My mom's passing came so suddenly that her voicemail felt like a mummified version of her final moments. I kept it like a warm blanket on a cold day - a protectant from the terrible road ahead. If it stayed on the phone, it was like nothing had happened.
But as we all must do with most things, I had to let go of the message.
Then today, the thought of that voicemail hit me like a ton of bricks. Not just because I'd lost it, but because I realized that like the person who wrote the secret, and like many others, I never delete my voicemails.
And it's not because I'm lazy, or because there are important notices held within.
A few months ago I noticed my phone's voicemail was about to reach capacity. As I looked at the list of saved messages, I first deleted the ones that were from businesses. Then I removed the ones from distant acquaintances.

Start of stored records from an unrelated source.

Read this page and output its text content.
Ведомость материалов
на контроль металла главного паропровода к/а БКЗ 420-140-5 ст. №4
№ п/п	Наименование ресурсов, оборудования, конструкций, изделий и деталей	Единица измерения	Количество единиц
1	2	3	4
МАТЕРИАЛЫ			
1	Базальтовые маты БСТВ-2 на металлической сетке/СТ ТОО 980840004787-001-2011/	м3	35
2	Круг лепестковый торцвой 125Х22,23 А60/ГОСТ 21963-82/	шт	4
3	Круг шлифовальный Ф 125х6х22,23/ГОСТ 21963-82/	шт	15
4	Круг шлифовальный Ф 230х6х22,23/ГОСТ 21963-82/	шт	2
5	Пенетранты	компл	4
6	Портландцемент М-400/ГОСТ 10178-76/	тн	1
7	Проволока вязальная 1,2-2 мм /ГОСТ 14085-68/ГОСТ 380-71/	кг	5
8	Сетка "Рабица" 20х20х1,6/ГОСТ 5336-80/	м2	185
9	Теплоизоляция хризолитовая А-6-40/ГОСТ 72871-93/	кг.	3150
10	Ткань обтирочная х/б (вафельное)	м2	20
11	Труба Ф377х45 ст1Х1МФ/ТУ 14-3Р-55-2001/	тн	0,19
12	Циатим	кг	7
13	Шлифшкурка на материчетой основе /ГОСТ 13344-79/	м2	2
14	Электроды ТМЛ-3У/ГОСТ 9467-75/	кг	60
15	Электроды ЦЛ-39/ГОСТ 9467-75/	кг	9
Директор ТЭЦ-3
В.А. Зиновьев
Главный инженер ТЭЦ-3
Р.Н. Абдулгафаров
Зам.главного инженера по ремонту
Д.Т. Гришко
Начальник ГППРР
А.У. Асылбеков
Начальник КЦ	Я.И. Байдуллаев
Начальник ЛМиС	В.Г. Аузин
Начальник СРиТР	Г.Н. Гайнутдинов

But I couldn't convince myself to dispose of some and it occurred to me today just why that is.
Because I don't want to lose the voicemail sarcophagi of the people I love.
But by doing this, I have rendered myself unable to properly live in the present.
My present is like a ticking clock, swallowed up by the past and future. Each tick is a reminder that another second has passed and that less time remains.
I don't want to live this way, to base my happiness on the things I cannot change. But the fear of loss is so all-consuming, that saving everything is like a child's pacifier, a temporary fix.
In the years since my mom passed, I've been able to let go of the lost voicemail. I've found her in other places - home movies, old greeting cards, little trinkets she gave me. And rather than remind me of my loss, they remind me of her life.
So maybe these final voicemails aren't the right way to go about things. Though we may find solace in their keeping, the important memories are held in the moments we lived with our loved ones, not the moments we spent worrying about them and trying desperately to save them.
These days, I take a lot of videos and photos of my family. I look back regularly through my iPhone camera roll and enjoy the memories, even if they happened just days before.
There really is no time like the present to appreciate the people you have around you. And that method of saving is, in my opinion, very worth doing.